Labour is physically hard work — fuelling up and keeping yourself well hydrated can actually make the whole process easier. ‘Labouring’ on empty for a prolonged time can cause your body to go into ketosis, a natural process during which the body uses up its fat stores for energy purposes. Not only can exhaustion make those last pushes harder but the ketone bodies formed during ketosis can cause light-headedness, headaches, nausea and vomiting.

A glimpse at your labour ‘menu’

Nothing heavy here — it’s unlikely that you’ll feel like feasting once the first contractions start anyway. Large meals, spicy, smelly, fried or greasy foods and soft drinks are best avoided: you certainly don’t need any heartburn or the runs. Instead, try to eat a light snack every hour for a more gradual release of energy.

Here’s what you can have (check with your GP first though):

Liquids: Sip slowly

  • Water: If you don’t fancy plain water, make some flavoured water ahead (simply add some lemon wedges, fruit puree, mint leaves or frozen fruits to water and allow to infuse for several hours).
  • Fruit or green smoothies: You may want to skip those containing nut butters.
  • Clear soups or broths: remember that those high in sodium will dehydrate you.
  • Fruit juices or squash: Choose those without added sugar since a very sweet drink can leave you super thirsty.


  • Fresh fruits: High fibre fruits such as bananas, raspberries or blackberries will provide you with a regular release of energy.
  • Wholegrain toast/biscuits with fruit jam or honey: For a longer energy boost.
  • Apple sauce or home-made jello: These are easier to ingest and will provide a good energy kick.
  • Ice lollies or fruit-only sorbets: To keep you hydrated and energised.
  • A small portion of plain pasta

Listen to your body throughout the labour process and when you don’t feel like eating or drinking anymore, just stop.

That Bump’s a Baby Now

Immediately after childbirth, you’ll either feel like taking a well-deserved nap or you may feel ravenous. Again, just go with whatever your body is telling you.

Time to refuel

  • Make sure to drink lots of water: Keeping yourself well-hydrated will help prevent constipation and fatigue and can also help with bloating.
  • Load up on iron: If you feel too weak to dig in a steak or drumstick, try a bowl of lentil soup with a vitamin C rich food to boost iron absorption.
  • Boost your immune system: Enjoy any fruit or veggie you like — you’ll need these vitamins and minerals to take care of your bundle of joy. The fibre will also help keep constipation at bay.
  • Use the Eatwell Guide as an eating guide.

Not the time to diet

You’ll probably want to get rid of the baby weight as soon as possible but remember that your utmost priority is to take care of your baby and allow your stressed out body to recover from these strenuous nine months.

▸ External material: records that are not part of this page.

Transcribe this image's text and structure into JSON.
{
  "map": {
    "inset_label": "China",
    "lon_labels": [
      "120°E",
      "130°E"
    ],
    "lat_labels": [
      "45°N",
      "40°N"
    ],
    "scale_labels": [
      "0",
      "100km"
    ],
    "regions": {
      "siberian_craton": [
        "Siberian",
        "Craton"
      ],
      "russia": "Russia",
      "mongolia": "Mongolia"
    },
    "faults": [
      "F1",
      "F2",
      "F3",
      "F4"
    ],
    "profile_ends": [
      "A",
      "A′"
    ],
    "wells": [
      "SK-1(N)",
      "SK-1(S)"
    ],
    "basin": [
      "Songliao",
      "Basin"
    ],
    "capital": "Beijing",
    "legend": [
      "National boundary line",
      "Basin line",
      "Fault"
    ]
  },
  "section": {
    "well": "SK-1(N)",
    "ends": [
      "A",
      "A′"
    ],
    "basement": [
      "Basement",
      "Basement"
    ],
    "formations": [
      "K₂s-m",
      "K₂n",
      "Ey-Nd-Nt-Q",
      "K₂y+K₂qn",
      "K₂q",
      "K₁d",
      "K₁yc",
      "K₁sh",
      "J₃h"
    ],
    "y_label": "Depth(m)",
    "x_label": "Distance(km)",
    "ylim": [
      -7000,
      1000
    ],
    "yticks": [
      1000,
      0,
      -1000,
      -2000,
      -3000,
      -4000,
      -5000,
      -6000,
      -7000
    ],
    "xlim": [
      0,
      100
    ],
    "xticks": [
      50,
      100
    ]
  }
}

    Al-Kuran et al (2011) The effect of late pregnancy consumption of date fruit on labour and delivery. J Obstet Gynaecol. 31(1):29-31.

    Lee KA and Gay CL (2004) Sleep in late pregnancy predicts length of labor and type of delivery. Am J Obstet Gynecol. 191(6):2041-2046.

    O'Sullivan et al (2009) Effect of food intake on obstetric outcome: randomised controlled trial. BMJ. 338:b784.

    Salvesen KA and Mørkved S (2004) Randomized controlled trial of pelvic floor muscle training during pregnancy. BMJ. 329(7462):378–380.

    Singata M, Tranmer J and Gyte GML (2013) Restricting oral fluid and food intake during labour. Cochrane Database Syst Rev. DOI:10.1002/14651858.CD003930.pub3.